Chury: Un’ultima cosa Petras. Qui si sono riuniti vari rappresentanti neoliberali. C’è stato un discorso del presidente supplente dell’Uruguay, Rodolfo Nin Novoa, in una riunione a cui hanno partecipato l’ex presidente spagnolo Felipe González, e il messicano Carlos Slim. Il tema centrale di tutto questo sono stati il neoliberalismo e le privatizzazioni, che furono quelli che prevalsero in generale.
 Questo indica che almeno è tale linea di pensiero continua in questa regione.
 

Petras: Io credo che Felipe è il ponte tra le grandi multinazionali e le banche spagnole. È l’uomo politico che parla e che difende questi interessi. Quando c’era la crisi in Argentina e le compagnie spagnole volevano alzare le tariffe, Felipe González fu il messaggero, il consulente e l’agente delle multinazionali.

Ora, secondo le mie informazioni, le banche spagnole continuano ad avere enormi garanzie nella regione, soprattutto la banca di Santander, e forse estenderanno le loro inversioni nel settore finanziario. E in Uruguay forse apriranno alcuni complessi turistici di alta classe, per attirare i turisti spagnoli a passeggiare insieme agli abitanti di Buenos Aires in Uruguay.

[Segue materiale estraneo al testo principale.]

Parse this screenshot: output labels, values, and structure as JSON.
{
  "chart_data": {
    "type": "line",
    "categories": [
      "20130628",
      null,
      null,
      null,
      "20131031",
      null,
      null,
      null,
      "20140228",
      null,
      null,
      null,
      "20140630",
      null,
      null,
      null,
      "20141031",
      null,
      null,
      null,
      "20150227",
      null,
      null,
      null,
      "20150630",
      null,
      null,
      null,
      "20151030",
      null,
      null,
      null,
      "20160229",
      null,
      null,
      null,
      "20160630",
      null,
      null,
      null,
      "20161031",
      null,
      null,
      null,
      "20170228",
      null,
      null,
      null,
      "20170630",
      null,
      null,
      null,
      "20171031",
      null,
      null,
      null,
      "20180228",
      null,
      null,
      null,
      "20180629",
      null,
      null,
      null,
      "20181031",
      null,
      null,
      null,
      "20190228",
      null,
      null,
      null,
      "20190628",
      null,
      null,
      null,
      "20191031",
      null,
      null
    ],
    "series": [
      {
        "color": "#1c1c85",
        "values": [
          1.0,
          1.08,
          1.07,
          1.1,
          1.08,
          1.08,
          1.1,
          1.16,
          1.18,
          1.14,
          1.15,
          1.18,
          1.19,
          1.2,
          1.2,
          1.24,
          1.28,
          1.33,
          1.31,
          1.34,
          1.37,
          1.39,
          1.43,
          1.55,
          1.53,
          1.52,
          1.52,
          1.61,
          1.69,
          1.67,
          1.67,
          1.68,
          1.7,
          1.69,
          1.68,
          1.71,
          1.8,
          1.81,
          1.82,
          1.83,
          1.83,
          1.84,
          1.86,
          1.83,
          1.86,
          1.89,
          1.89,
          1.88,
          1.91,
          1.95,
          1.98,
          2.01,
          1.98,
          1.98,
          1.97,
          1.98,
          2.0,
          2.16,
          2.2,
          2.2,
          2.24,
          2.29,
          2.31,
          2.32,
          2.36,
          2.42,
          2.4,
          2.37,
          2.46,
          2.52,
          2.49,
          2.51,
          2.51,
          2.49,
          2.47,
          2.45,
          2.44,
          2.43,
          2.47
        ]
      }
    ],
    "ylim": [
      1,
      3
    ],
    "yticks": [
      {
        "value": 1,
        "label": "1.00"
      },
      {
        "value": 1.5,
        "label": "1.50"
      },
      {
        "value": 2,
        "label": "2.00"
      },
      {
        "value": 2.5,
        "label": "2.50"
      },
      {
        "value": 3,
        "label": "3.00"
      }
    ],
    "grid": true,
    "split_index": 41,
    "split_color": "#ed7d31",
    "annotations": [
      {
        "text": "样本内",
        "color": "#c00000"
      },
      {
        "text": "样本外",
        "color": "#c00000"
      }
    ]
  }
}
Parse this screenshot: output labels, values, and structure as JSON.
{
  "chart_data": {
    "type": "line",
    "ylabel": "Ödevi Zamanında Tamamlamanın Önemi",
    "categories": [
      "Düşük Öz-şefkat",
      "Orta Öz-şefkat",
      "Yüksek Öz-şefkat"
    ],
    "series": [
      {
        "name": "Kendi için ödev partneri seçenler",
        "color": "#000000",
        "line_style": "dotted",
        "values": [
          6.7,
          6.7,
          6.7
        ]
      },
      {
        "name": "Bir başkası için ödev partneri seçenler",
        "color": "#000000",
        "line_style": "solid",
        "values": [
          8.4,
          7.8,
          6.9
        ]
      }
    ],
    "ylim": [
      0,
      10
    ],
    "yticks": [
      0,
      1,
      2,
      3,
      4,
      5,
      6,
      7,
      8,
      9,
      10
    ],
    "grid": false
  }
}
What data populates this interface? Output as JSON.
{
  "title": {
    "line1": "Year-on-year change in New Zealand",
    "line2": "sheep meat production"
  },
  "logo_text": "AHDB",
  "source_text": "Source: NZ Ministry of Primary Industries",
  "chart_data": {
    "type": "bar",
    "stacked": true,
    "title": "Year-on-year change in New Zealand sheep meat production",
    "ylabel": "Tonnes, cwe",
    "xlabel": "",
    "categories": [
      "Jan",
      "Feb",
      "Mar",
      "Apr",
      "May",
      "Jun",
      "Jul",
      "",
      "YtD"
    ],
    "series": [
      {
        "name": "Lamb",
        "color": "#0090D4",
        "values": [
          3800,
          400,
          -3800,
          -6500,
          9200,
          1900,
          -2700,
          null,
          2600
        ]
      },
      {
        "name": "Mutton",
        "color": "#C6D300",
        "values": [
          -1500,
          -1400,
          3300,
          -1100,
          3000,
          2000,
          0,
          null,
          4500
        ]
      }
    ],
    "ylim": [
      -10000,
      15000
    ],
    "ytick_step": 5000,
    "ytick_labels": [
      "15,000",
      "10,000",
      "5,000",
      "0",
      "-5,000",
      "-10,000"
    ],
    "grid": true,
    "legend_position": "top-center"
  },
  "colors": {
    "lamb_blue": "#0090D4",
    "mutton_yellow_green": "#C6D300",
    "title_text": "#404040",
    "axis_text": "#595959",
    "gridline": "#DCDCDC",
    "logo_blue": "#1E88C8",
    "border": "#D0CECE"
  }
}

Ma è simbolico. Felipe González è considerato l’architetto delle privatizzazioni in Spagna, è un rappresentante della politica reazionaria a favore dei contratti spazzatura, fu durante la sua presidenza che si lanciarono tutte queste iniziative. Non è un buon sintomo per la classe operaia il fatto che Nin, González e gli altri siano riuniti, non ne può uscire niente di buono oltre a consegnare un’altra parte dell’economia uruguayana al settore finanziario, al capitale spagnolo.